The ultra-Orthodox have for a generation acted like the natural partners of the right; Shas chairman Yishai has turned the party into a right-wing party. But they are taking leftist stands. “When Yair Lapid asks where the money is” – a senior Shas figure said, referring to one of Yesh Atid’s campaign slogans – “we’ll tell him it’s in the settlements. From our point of view this is an unnecessary expense.” His remarks came at the same time MK Moshe Gafni of United Torah Judaism was threatening that “the rift cannot be healed” between the ultra-Orthodox and the nationalist Orthodox. Another figure in Shas said that the current rift “releases us from all our obligations to Habayit Hayehudi.”
The harsh tone the ultra-Orthodox are taking toward Habayit Hayehudi became even more strident following a letter of support for Bennett’s political maneuvers from the rabbis of the Tekumah faction of the Orthodox nationalist former National Union party. In recent weeks Shas had been trying to drive a wedge between Bennett and these conservative rabbis, including the militant Rabbi Dov Lior of the settlement of Kiryat Arba. However, the letter of unqualified support for the Habayit Hayehudi chairman shows that its efforts have failed.
Shas is headed to the opposition: Sources in the Ultra-Orthodox party told Ynet Sunday that unless a "dramatic breakthrough" takes place in the next few days, Shas will not be a part of Prime Minister Benjamin Netanyahu 's new government.And Shas has nothing good for us. Basing their loyalties on whether they're in the government or not, and even then, it's not guaranteed they'll show they love Israel. Caring more about Torah study than about defending the country against Iran's nuclear threats? If that's the case, Netanyahu should consider how much better off he'd be without them.
Chances of such a breakthrough are slim, a party source said. If Shas is indeed excluded from the coalition, it would be only the second time in 30 years.
Another party source criticized the prime minister, saying that the latest round of negotiations between the Likud and Shas teams was "A waste of our time."
"It's a done deal. Shas will be in the opposition," a senior source privy to the religious party's negotiations, told Ynet. "Today's meeting didn’t tell us anything we didn’t already know. Netanyahu had nothing new for us."
Update: this Jerusalem Post article says that the Haredi parties won't go overboard:
Shas also rejected a suggestion the prime minister made earlier in negotiations, that the party join the government at a later stage, after the government was already formed. The party pointed out that they would not want to join a coalition after Yesh Atid and Bayit Yehudi passed a haredi enlistment law, housing reform or budget cuts, which Shas and UTJ believe hurt haredi interests.Well, if this is correct, and the Haaretz article was only a distortion, as can be expected of them in many cases since they're ultra-leftist, then I'll take back any of my offenses at the impression they would be willing to go that far. Even so, their vehement opposition to sharing public burdens is unacceptable, and they're going to have to start changing that and coming to terms with how their biases are only harming their reputation with the wider public.

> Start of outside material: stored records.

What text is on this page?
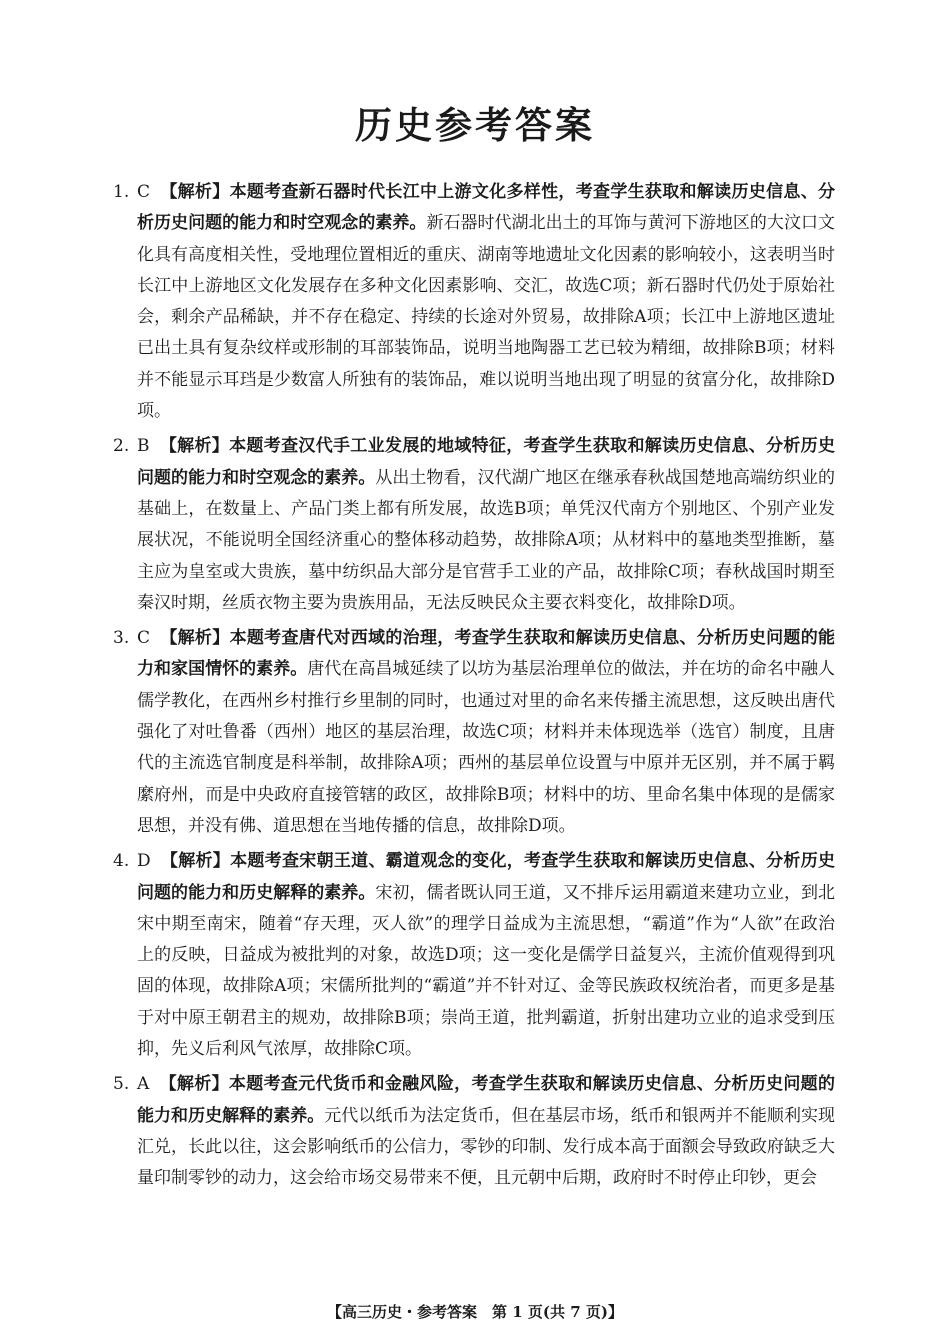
历史参考答案
1. C 【解析】本题考查新石器时代长江中上游文化多样性，考查学生获取和解读历史信息、分析历史问题的能力和时空观念的素养。新石器时代湖北出土的耳饰与黄河下游地区的大汶口文化具有高度相关性，受地理位置相近的重庆、湖南等地遗址文化因素的影响较小，这表明当时长江中上游地区文化发展存在多种文化因素影响、交汇，故选C项；新石器时代仍处于原始社会，剩余产品稀缺，并不存在稳定、持续的长途对外贸易，故排除A项；长江中上游地区遗址已出土具有复杂纹样或形制的耳部装饰品，说明当地陶器工艺已较为精细，故排除B项；材料并不能显示耳珰是少数富人所独有的装饰品，难以说明当地出现了明显的贫富分化，故排除D项。
2. B 【解析】本题考查汉代手工业发展的地域特征，考查学生获取和解读历史信息、分析历史问题的能力和时空观念的素养。从出土物看，汉代湖广地区在继承春秋战国楚地高端纺织业的基础上，在数量上、产品门类上都有所发展，故选B项；单凭汉代南方个别地区、个别产业发展状况，不能说明全国经济重心的整体移动趋势，故排除A项；从材料中的墓地类型推断，墓主应为皇室或大贵族，墓中纺织品大部分是官营手工业的产品，故排除C项；春秋战国时期至秦汉时期，丝质衣物主要为贵族用品，无法反映民众主要衣料变化，故排除D项。
3. C 【解析】本题考查唐代对西域的治理，考查学生获取和解读历史信息、分析历史问题的能力和家国情怀的素养。唐代在高昌城延续了以坊为基层治理单位的做法，并在坊的命名中融人儒学教化，在西州乡村推行乡里制的同时，也通过对里的命名来传播主流思想，这反映出唐代强化了对吐鲁番（西州）地区的基层治理，故选C项；材料并未体现选举（选官）制度，且唐代的主流选官制度是科举制，故排除A项；西州的基层单位设置与中原并无区别，并不属于羁縻府州，而是中央政府直接管辖的政区，故排除B项；材料中的坊、里命名集中体现的是儒家思想，并没有佛、道思想在当地传播的信息，故排除D项。
4. D 【解析】本题考查宋朝王道、霸道观念的变化，考查学生获取和解读历史信息、分析历史问题的能力和历史解释的素养。宋初，儒者既认同王道，又不排斥运用霸道来建功立业，到北宋中期至南宋，随着“存天理，灭人欲”的理学日益成为主流思想，“霸道”作为“人欲”在政治上的反映，日益成为被批判的对象，故选D项；这一变化是儒学日益复兴，主流价值观得到巩固的体现，故排除A项；宋儒所批判的“霸道”并不针对辽、金等民族政权统治者，而更多是基于对中原王朝君主的规劝，故排除B项；崇尚王道，批判霸道，折射出建功立业的追求受到压抑，先义后利风气浓厚，故排除C项。
5. A 【解析】本题考查元代货币和金融风险，考查学生获取和解读历史信息、分析历史问题的能力和历史解释的素养。元代以纸币为法定货币，但在基层市场，纸币和银两并不能顺利实现汇兑，长此以往，这会影响纸币的公信力，零钞的印制、发行成本高于面额会导致政府缺乏大量印制零钞的动力，这会给市场交易带来不便，且元朝中后期，政府时不时停止印钞，更会
【高三历史・参考答案　第 1 页(共 7 页)】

The same source also threatened that the haredi public and political leadership “would long remember the behavior of the national-religious party after these elections.”
“When the haredim are once again in government and the national-religious are not, they will see our response to what they have done," the official warned. He added that they would not cynically support anti-settlement activity, such as evacuations or construction freezes, as revenge, referring to the generally right wing attitude of the haredi public on such matters.